Johannesburg – South Africa’s mineral production achieved record values in 2021, exceeding R1 trillion for the first time, buoyed by strong commodity prices and giving the domestic economy a vital injection of higher taxes, wages, and increased employment.

The Minerals Council South Africa today launched Facts and Figures 2021, an annual publication that provides in-depth data and insights into the status and performance of the mining industry, and its contribution to the economy.

The performance of the mining industry after two years of disruptions caused by the Covid-19 pandemic played a critical role in stabilising South Africa’s economy, which had slowed under lockdown conditions, and it injected capital into the fiscus allowing the government to support millions of people with a basic income grant.

“The importance of mining for the South African economy cannot be understated. The Facts and Figures publication shows just how critical mining is for the country, the broader economy, the fiscus, and the labour market,” says Minerals Council CEO Roger Baxter.

“The industry increased employment during 2021, a rare occurrence for a major economic sector in the prevailing climate, more than offsetting the jobs lost in 2020, mainly because of Covid, and adding additional jobs to the economy,” he says.

The value of production was just shy of R1.2 trillion in 2021 and well above the R910 billion achieved in 2020. The boost in value was a result of improved commodity prices, which were 40% higher year-on-year in dollar terms and 20% higher in rand terms. A 12% firming of the rand against the dollar meant mining companies did not reap the full benefit of international commodity prices.

The Minerals Council remains concerned about rail and port constraints, which it estimates resulted in an opportunity cost of R35 billion for 2021 based on railed tonnages compared to Transnet’s targeted tonnages. If the capacity of the rail network for bulk commodities like iron ore, coal, and chrome is considered, the opportunity loss is R50 billion, a third of which would have flowed into the fiscus.

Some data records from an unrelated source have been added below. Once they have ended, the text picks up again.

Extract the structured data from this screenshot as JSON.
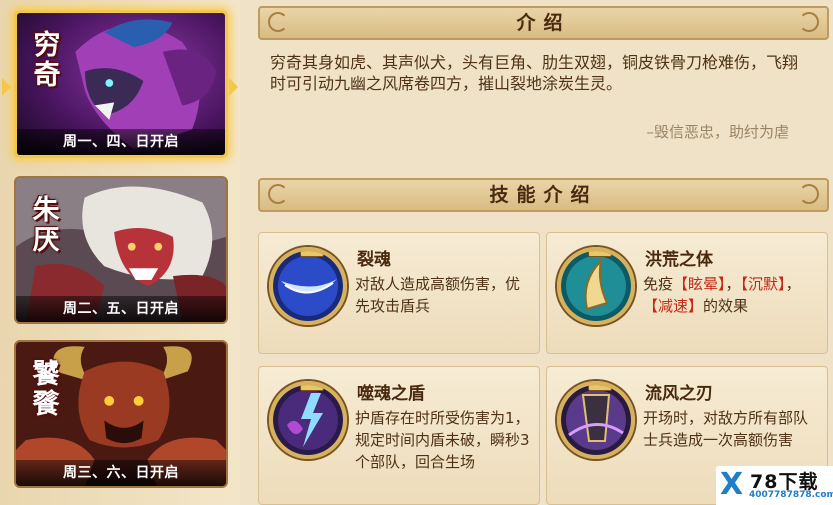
{
  "heroes": [
    {
      "name": "穷奇",
      "schedule": "周一、四、日开启",
      "selected": true
    },
    {
      "name": "朱厌",
      "schedule": "周二、五、日开启",
      "selected": false
    },
    {
      "name": "饕餮",
      "schedule": "周三、六、日开启",
      "selected": false
    }
  ],
  "intro": {
    "title": "介绍",
    "text": "穷奇其身如虎、其声似犬，头有巨角、肋生双翅，铜皮铁骨刀枪难伤，飞翔时可引动九幽之风席卷四方，摧山裂地涂炭生灵。",
    "quote": "–毁信恶忠，助纣为虐"
  },
  "skills_section": {
    "title": "技能介绍",
    "skills": [
      {
        "name": "裂魂",
        "icon": "crescent-slash-icon",
        "desc_parts": [
          {
            "t": "对敌人造成高额伤害，优先攻击盾兵",
            "hl": false
          }
        ]
      },
      {
        "name": "洪荒之体",
        "icon": "horn-icon",
        "desc_parts": [
          {
            "t": "免疫",
            "hl": false
          },
          {
            "t": "【眩晕】",
            "hl": true
          },
          {
            "t": "，",
            "hl": false
          },
          {
            "t": "【沉默】",
            "hl": true
          },
          {
            "t": "，",
            "hl": false
          },
          {
            "t": "【减速】",
            "hl": true
          },
          {
            "t": "的效果",
            "hl": false
          }
        ]
      },
      {
        "name": "噬魂之盾",
        "icon": "lightning-shield-icon",
        "desc_parts": [
          {
            "t": "护盾存在时所受伤害为1，规定时间内盾未破，瞬秒3个部队，回合生场",
            "hl": false
          }
        ]
      },
      {
        "name": "流风之刃",
        "icon": "wind-blade-icon",
        "desc_parts": [
          {
            "t": "开场时，对敌方所有部队士兵造成一次高额伤害",
            "hl": false
          }
        ]
      }
    ]
  },
  "watermark": {
    "brand": "78下载",
    "url": "4007787878.com",
    "logo": "X"
  },
  "colors": {
    "highlight": "#c42a18",
    "text": "#4f3216",
    "selected_glow": "#f2c84a"
  }
}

“While mining companies did extremely well financially there are underlying challenges which are demanding our full attention. We are working closely with Transnet to address the constraints that are preventing SA Inc from fully benefiting from high commodity prices and strong demand for our minerals,” says Baxter.

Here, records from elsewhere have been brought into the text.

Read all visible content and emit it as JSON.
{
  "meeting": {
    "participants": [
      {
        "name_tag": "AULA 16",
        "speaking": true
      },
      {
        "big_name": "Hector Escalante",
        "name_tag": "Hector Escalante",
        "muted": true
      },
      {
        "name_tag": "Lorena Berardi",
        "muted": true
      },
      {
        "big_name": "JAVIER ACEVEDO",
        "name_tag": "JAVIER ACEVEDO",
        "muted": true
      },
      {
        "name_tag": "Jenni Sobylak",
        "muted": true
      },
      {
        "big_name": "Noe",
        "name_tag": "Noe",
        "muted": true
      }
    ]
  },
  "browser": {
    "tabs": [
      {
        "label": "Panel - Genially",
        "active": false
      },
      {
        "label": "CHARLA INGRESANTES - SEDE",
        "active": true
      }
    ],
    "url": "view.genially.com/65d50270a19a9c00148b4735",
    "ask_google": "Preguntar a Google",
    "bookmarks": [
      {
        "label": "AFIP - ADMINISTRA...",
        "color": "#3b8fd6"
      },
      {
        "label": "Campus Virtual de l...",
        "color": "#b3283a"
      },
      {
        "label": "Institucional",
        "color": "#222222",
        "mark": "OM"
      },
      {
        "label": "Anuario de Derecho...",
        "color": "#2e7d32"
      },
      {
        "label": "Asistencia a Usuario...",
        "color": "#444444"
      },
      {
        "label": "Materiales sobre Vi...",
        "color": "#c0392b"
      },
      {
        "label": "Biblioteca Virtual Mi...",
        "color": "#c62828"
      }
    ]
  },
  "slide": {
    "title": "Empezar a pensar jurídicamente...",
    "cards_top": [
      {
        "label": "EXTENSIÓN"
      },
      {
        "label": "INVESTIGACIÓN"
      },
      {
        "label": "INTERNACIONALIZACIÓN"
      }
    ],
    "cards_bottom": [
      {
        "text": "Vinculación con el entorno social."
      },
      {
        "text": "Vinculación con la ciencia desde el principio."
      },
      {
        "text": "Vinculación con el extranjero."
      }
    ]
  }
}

Another area of concern is that mineral production by volume has not increased significantly and that costs continue to accelerate faster than inflation. While the past few years have proved an exception, price increases have generally outpaced commodity price improvements. The price drivers have been items like electricity and fuel.

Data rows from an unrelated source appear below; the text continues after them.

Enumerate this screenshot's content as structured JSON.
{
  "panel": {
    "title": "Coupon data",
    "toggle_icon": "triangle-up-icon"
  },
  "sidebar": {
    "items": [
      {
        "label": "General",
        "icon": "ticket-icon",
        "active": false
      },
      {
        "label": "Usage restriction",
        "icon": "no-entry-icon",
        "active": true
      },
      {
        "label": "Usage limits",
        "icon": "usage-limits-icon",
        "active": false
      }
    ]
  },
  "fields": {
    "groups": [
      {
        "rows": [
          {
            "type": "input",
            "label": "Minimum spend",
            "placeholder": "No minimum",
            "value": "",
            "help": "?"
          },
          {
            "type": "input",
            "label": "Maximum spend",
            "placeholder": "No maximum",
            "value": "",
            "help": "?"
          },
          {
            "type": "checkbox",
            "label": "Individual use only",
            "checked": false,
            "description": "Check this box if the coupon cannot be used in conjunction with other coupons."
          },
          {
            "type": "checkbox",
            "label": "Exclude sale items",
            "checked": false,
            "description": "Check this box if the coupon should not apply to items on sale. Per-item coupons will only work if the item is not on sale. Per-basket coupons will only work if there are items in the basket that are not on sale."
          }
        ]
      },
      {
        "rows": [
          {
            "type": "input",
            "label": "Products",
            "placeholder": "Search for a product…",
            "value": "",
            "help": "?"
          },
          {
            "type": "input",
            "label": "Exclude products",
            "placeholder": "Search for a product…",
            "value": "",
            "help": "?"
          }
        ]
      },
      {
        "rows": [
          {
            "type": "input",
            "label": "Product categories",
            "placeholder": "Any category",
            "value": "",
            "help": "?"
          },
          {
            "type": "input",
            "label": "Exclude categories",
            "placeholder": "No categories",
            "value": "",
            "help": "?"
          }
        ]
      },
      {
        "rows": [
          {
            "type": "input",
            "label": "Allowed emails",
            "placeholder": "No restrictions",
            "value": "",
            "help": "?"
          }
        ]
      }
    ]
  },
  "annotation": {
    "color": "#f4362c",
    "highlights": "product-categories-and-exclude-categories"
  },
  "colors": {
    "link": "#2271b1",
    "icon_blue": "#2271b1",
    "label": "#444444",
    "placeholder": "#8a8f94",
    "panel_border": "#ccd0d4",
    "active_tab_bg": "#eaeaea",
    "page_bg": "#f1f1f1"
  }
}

Although production has recovered by 11% from the low base in 2020, the 20-year index of mining production shows that sector production has not recovered since the 2000/2006 peak and is struggling to maintain 2015 levels.

In 2021 the mining industry:

  • The direct contribution to GDP grew by 36% to R481 billion (2020: R353 billion), and the percentage contribution of mining to the economy improved to 8.7% from 7.1%.
  • Employed 458,954 people (2020: 452,866).
  • Paid employees R154 billion (2020: R152 billion) and contributed R27 billion (2020: R26 billion) to PAYE on behalf of employees.
  • Paid corporate income tax of R78 billion (2020: R39 billion).
  • Paid R15.4 billion in value added taxes (2020: R15.2 billion) and R28 billion in royalties (2020: R14 billion).
  • Exported R842 billion worth of minerals (2020: R577 billion).